Kacoroski, Northshore’s system administrator, said one thing he would advise other organizations to do is create an “air gap” between a system and various external backups of data, such as a tape or USB drive that completely pulls data from the server.
In addition, taking an inventory of the real-world systems, such as cash registers, vehicles or heating controls that could be affected by an attack, can also be helpful, Miedema noted.
“You have all these little systems that you install and it just works and you forget about it — and then everything comes crashing down,” he said.
After its attack, Northshore managed to pay its employees after some tweaking of its systems, but it soon became apparent that many school systems couldn’t function with the computers down. Students couldn’t purchase lunches because cash registers didn’t work. New students couldn’t get assigned bus routes. Heating systems couldn’t be turned up when a cold spell hit.

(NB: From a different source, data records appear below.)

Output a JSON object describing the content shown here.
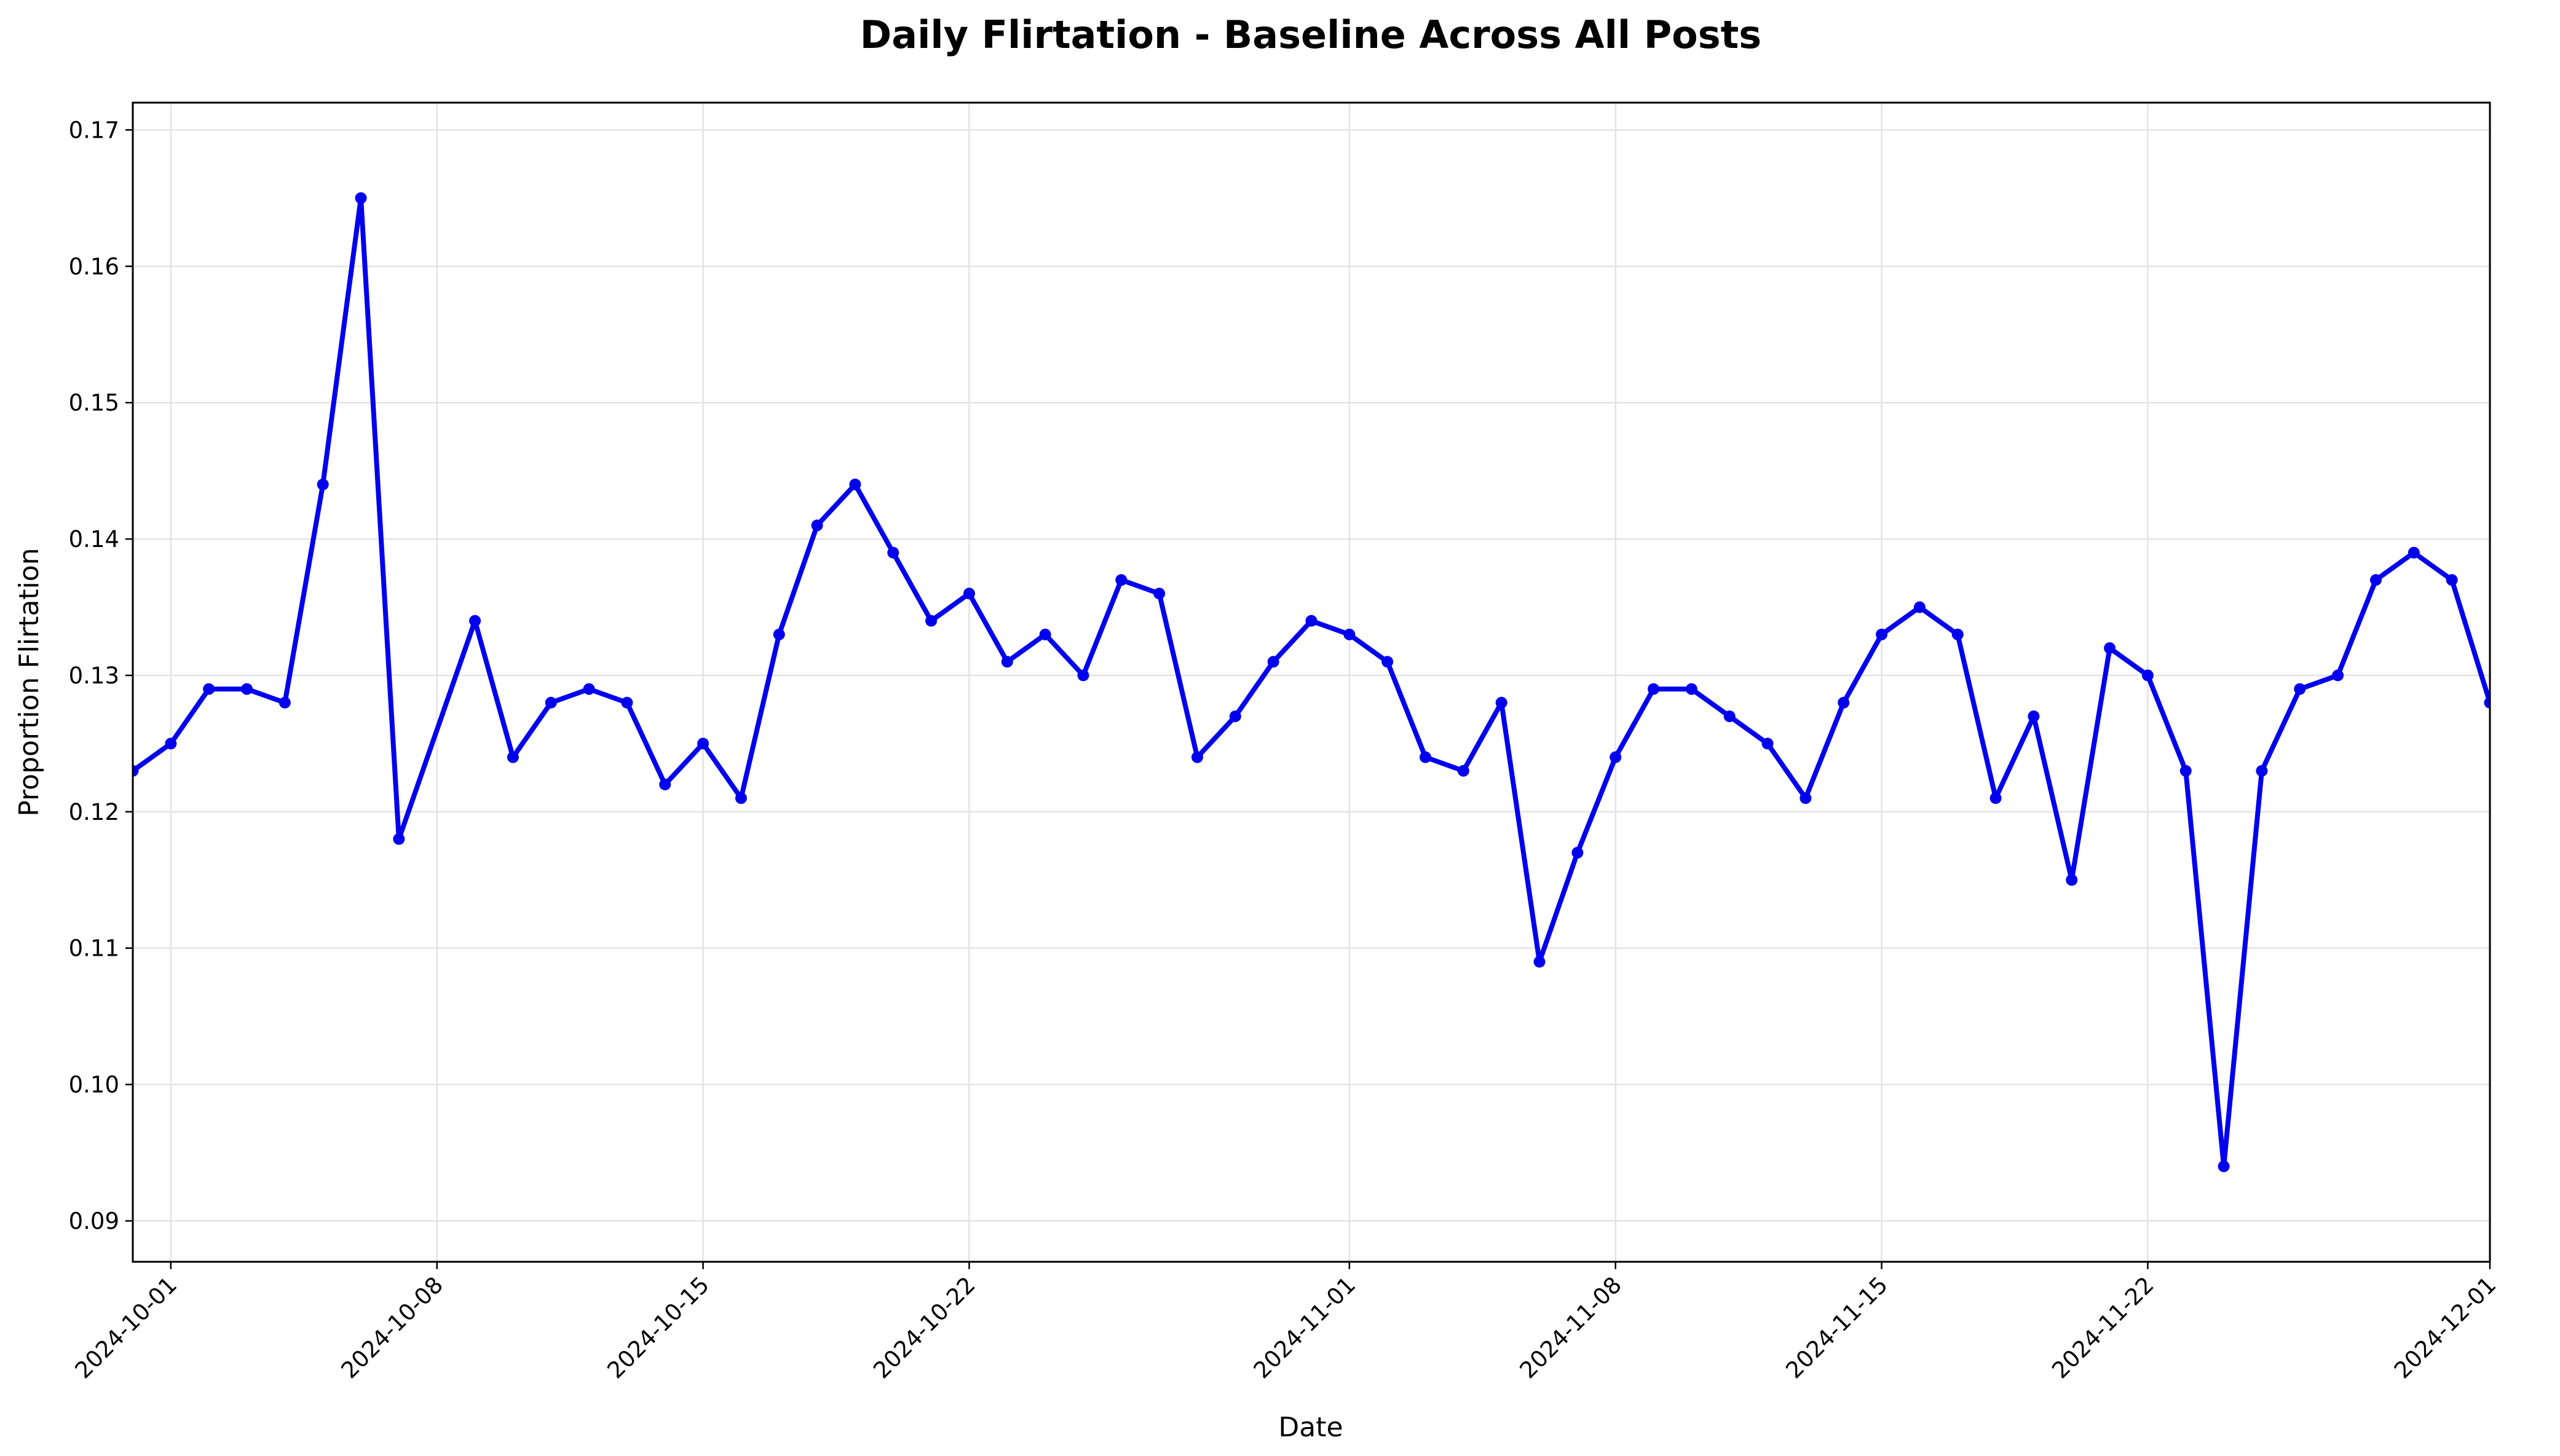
{
  "chart_data": {
    "type": "line",
    "title": "Daily Flirtation - Baseline Across All Posts",
    "xlabel": "Date",
    "ylabel": "Proportion Flirtation",
    "xlim": [
      "2024-09-30",
      "2024-12-01"
    ],
    "ylim": [
      0.087,
      0.172
    ],
    "x_ticks": [
      "2024-10-01",
      "2024-10-08",
      "2024-10-15",
      "2024-10-22",
      "2024-11-01",
      "2024-11-08",
      "2024-11-15",
      "2024-11-22",
      "2024-12-01"
    ],
    "y_ticks": [
      "0.09",
      "0.10",
      "0.11",
      "0.12",
      "0.13",
      "0.14",
      "0.15",
      "0.16",
      "0.17"
    ],
    "grid": true,
    "color": "#0000ee",
    "series": [
      {
        "points": [
          [
            "2024-09-30",
            0.123
          ],
          [
            "2024-10-01",
            0.125
          ],
          [
            "2024-10-02",
            0.129
          ],
          [
            "2024-10-03",
            0.129
          ],
          [
            "2024-10-04",
            0.128
          ],
          [
            "2024-10-05",
            0.144
          ],
          [
            "2024-10-06",
            0.165
          ],
          [
            "2024-10-07",
            0.118
          ],
          [
            "2024-10-09",
            0.134
          ],
          [
            "2024-10-10",
            0.124
          ],
          [
            "2024-10-11",
            0.128
          ],
          [
            "2024-10-12",
            0.129
          ],
          [
            "2024-10-13",
            0.128
          ],
          [
            "2024-10-14",
            0.122
          ],
          [
            "2024-10-15",
            0.125
          ],
          [
            "2024-10-16",
            0.121
          ],
          [
            "2024-10-17",
            0.133
          ],
          [
            "2024-10-18",
            0.141
          ],
          [
            "2024-10-19",
            0.144
          ],
          [
            "2024-10-20",
            0.139
          ],
          [
            "2024-10-21",
            0.134
          ],
          [
            "2024-10-22",
            0.136
          ],
          [
            "2024-10-23",
            0.131
          ],
          [
            "2024-10-24",
            0.133
          ],
          [
            "2024-10-25",
            0.13
          ],
          [
            "2024-10-26",
            0.137
          ],
          [
            "2024-10-27",
            0.136
          ],
          [
            "2024-10-28",
            0.124
          ],
          [
            "2024-10-29",
            0.127
          ],
          [
            "2024-10-30",
            0.131
          ],
          [
            "2024-10-31",
            0.134
          ],
          [
            "2024-11-01",
            0.133
          ],
          [
            "2024-11-02",
            0.131
          ],
          [
            "2024-11-03",
            0.124
          ],
          [
            "2024-11-04",
            0.123
          ],
          [
            "2024-11-05",
            0.128
          ],
          [
            "2024-11-06",
            0.109
          ],
          [
            "2024-11-07",
            0.117
          ],
          [
            "2024-11-08",
            0.124
          ],
          [
            "2024-11-09",
            0.129
          ],
          [
            "2024-11-10",
            0.129
          ],
          [
            "2024-11-11",
            0.127
          ],
          [
            "2024-11-12",
            0.125
          ],
          [
            "2024-11-13",
            0.121
          ],
          [
            "2024-11-14",
            0.128
          ],
          [
            "2024-11-15",
            0.133
          ],
          [
            "2024-11-16",
            0.135
          ],
          [
            "2024-11-17",
            0.133
          ],
          [
            "2024-11-18",
            0.121
          ],
          [
            "2024-11-19",
            0.127
          ],
          [
            "2024-11-20",
            0.115
          ],
          [
            "2024-11-21",
            0.132
          ],
          [
            "2024-11-22",
            0.13
          ],
          [
            "2024-11-23",
            0.123
          ],
          [
            "2024-11-24",
            0.094
          ],
          [
            "2024-11-25",
            0.123
          ],
          [
            "2024-11-26",
            0.129
          ],
          [
            "2024-11-27",
            0.13
          ],
          [
            "2024-11-28",
            0.137
          ],
          [
            "2024-11-29",
            0.139
          ],
          [
            "2024-11-30",
            0.137
          ],
          [
            "2024-12-01",
            0.128
          ]
        ]
      }
    ]
  }
}
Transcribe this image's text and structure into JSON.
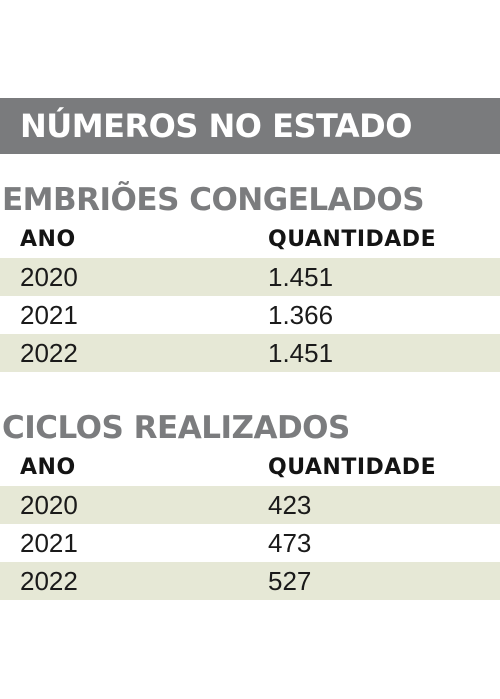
{
  "banner": {
    "title": "NÚMEROS NO ESTADO"
  },
  "sections": [
    {
      "title": "EMBRIÕES CONGELADOS",
      "headers": [
        "ANO",
        "QUANTIDADE"
      ],
      "rows": [
        {
          "year": "2020",
          "qty": "1.451"
        },
        {
          "year": "2021",
          "qty": "1.366"
        },
        {
          "year": "2022",
          "qty": "1.451"
        }
      ]
    },
    {
      "title": "CICLOS REALIZADOS",
      "headers": [
        "ANO",
        "QUANTIDADE"
      ],
      "rows": [
        {
          "year": "2020",
          "qty": "423"
        },
        {
          "year": "2021",
          "qty": "473"
        },
        {
          "year": "2022",
          "qty": "527"
        }
      ]
    }
  ],
  "colors": {
    "banner_bg": "#7a7b7d",
    "section_title": "#7b7c7e",
    "shaded_row": "#e6e8d6"
  }
}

Even the district’s football scoreboard was affected.
“We have a beautiful football stadium, and it has this great reader board on it. And you’d think that's not critical,” Kacoroski said. “But the Friday after the attack, ESPN was signed up to put one of our football games on TV. So we had to have that reader board up and running.”
Eventually, his team got the scoreboard working.
Both Kacoroski and Miedema urge small organizations to take the threats seriously and to talk to one another about what they’ve learned.
“We shouldn't be ashamed of the fact this happened,” Miedema said. “The fact is, school districts and public entities are outgunned in this fight. They really want to hit you, and it’s going to be pretty hard to stop — which is kind of sobering.”
The UW’s Beyer agrees.
“The idea that you’re eventually going to suffer some sort of cyberattack is a better way of thinking about things,” she said. “Thinking about resilience and recovery rather than the idea you can prevent everything. Yes, try not to click on those links. But have a plan for when it does happen.”
Correction: A previous version of this story included incorrect job titles for Beyer and Searle.